Tue, May 04, 2004 - Page 16 News List

Bonobos: peace-loving hippies of the forest ravaged by war

The primates who often resolve problems through sexual contact with each other are being killed off by man

NY TIMES NEWS SERVICE , KINSHASA, CONGO

War having made vast swaths of the country inaccessible to researchers, it is impossible to know precisely how these creatures have fared. Certain habitats may have been left untouched, but others have been devoured.

In the Virunga Highlands near the border of Uganda and Rwanda, the mountain gorilla population has grown, according to a census by the Wildlife Conservation Society. By contrast, in the Kahuzi-Biega National Park, the eastern lowland gorilla's population has fallen by 70 percent to fewer than 5,000, according to Conservation International. The elephants in the same park may well have vanished.

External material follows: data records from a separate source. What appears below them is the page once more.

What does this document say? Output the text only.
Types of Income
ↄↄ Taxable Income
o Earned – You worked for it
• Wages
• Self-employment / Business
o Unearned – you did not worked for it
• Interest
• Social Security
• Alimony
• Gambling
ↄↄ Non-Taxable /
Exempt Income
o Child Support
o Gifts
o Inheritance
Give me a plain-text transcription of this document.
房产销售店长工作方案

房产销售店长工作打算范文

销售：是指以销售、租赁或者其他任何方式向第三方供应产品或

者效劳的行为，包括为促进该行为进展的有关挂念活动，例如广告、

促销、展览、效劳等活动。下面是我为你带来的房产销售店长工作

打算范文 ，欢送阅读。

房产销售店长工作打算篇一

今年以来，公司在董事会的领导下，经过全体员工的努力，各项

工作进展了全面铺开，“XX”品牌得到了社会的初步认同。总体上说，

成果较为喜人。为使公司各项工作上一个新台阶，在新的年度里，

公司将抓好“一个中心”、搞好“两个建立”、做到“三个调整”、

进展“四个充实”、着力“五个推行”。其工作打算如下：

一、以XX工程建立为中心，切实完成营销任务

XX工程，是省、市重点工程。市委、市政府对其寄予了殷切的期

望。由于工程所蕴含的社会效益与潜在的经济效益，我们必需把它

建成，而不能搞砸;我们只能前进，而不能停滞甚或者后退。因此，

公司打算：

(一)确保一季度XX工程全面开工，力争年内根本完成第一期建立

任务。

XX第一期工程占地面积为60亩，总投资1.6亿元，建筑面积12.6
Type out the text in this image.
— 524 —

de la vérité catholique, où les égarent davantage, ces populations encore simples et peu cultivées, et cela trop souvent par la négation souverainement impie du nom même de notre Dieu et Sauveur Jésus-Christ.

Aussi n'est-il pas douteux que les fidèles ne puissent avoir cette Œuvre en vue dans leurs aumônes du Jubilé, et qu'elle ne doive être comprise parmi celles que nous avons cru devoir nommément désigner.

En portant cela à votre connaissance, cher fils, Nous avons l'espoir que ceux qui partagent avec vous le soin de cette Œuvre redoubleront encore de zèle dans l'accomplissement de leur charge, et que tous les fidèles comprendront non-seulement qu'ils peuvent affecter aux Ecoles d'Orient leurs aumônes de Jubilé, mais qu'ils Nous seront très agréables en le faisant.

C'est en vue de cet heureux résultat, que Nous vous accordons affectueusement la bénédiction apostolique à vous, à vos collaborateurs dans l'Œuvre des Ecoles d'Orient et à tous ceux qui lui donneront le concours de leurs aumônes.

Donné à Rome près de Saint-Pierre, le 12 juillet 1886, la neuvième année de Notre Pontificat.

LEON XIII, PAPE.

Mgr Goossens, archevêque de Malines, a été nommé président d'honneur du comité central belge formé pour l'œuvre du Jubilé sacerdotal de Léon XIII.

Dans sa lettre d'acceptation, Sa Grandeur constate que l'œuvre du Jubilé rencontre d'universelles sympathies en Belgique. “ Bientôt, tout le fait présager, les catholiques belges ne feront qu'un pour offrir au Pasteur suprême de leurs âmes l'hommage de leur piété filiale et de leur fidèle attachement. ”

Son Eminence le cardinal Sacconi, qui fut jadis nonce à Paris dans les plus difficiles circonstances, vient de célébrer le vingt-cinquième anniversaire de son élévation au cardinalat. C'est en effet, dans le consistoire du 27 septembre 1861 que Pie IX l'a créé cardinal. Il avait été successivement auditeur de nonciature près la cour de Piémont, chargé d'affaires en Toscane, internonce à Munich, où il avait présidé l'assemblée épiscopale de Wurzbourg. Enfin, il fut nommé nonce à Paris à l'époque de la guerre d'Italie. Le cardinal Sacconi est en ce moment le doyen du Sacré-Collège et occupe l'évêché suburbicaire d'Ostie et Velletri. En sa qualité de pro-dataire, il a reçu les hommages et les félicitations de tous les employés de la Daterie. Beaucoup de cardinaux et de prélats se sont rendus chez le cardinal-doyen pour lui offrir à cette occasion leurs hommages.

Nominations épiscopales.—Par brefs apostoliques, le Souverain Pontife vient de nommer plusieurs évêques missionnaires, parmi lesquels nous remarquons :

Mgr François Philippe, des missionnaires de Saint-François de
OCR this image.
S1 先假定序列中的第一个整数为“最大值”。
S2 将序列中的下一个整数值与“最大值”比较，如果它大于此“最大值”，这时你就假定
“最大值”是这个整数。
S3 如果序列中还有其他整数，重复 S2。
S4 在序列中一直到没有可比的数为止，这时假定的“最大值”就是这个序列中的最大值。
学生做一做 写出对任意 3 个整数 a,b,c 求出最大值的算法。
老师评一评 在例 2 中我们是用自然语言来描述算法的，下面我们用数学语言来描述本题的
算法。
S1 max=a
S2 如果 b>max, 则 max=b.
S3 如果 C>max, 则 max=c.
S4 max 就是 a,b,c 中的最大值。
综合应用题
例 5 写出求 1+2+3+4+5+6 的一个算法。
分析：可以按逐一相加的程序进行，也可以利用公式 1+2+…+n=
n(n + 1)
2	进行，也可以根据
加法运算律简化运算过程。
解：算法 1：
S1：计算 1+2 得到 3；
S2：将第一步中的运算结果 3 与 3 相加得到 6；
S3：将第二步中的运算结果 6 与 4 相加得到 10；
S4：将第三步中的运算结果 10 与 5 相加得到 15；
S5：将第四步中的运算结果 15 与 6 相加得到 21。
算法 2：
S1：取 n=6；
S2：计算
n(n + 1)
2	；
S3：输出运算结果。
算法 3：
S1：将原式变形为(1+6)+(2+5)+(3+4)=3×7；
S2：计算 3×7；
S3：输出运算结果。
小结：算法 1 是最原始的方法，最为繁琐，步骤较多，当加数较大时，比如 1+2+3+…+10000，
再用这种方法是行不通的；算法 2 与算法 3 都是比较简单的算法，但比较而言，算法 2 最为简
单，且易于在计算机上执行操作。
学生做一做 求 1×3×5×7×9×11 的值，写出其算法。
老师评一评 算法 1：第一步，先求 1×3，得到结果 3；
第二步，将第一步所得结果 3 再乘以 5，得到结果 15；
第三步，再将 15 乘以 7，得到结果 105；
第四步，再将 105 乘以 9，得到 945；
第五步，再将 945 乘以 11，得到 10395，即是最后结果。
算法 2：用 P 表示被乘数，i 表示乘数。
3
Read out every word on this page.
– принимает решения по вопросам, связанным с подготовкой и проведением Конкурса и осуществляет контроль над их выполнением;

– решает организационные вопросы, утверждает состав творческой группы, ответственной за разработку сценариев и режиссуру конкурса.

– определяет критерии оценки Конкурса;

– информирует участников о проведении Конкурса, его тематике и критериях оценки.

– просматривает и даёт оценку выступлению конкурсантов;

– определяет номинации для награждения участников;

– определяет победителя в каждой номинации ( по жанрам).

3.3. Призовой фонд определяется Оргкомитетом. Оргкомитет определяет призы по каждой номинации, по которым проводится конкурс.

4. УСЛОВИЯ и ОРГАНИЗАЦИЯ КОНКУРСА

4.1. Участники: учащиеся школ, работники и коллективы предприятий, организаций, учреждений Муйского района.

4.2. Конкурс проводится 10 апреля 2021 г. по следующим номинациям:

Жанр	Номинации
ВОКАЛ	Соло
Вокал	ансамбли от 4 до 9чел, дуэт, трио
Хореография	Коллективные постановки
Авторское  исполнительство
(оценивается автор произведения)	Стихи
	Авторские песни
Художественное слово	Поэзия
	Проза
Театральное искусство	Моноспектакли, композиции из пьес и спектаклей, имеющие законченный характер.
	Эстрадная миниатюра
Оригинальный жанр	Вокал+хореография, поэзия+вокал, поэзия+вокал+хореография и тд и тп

As for the bonobo population, scientists have no reliable numbers but fear the species may be nearing extinction. Late last year, the UN Environment Program reported that the bonobo, along with the gorilla, chimpanzee and orangutan, could disappear in 50 years.

Peace is likely to present a new challenge to forest dwellers: Congo's rain forests have once again opened up to logging companies and today the first batches of timber can be seen floating downriver from Equateur province to the port in Kinshasa. With blessings from the World Bank, 150 million acres of rain forest could be opened up for logging.

As the World Bank sees it, timber concessions could pour hundreds of millions of dollars into government coffers. Environmentalists fear that the logging could also endanger the habitat of the Pygmy people, who have eked out a living in the forest for centuries. The bonobos are sometimes called Pygmy chimpanzees, because Pygmies too are averse to conflict; they too prefer to hunt and forage in the forest rather than fight one another for territory. UN investigators suspect some of them had been eaten during the war too.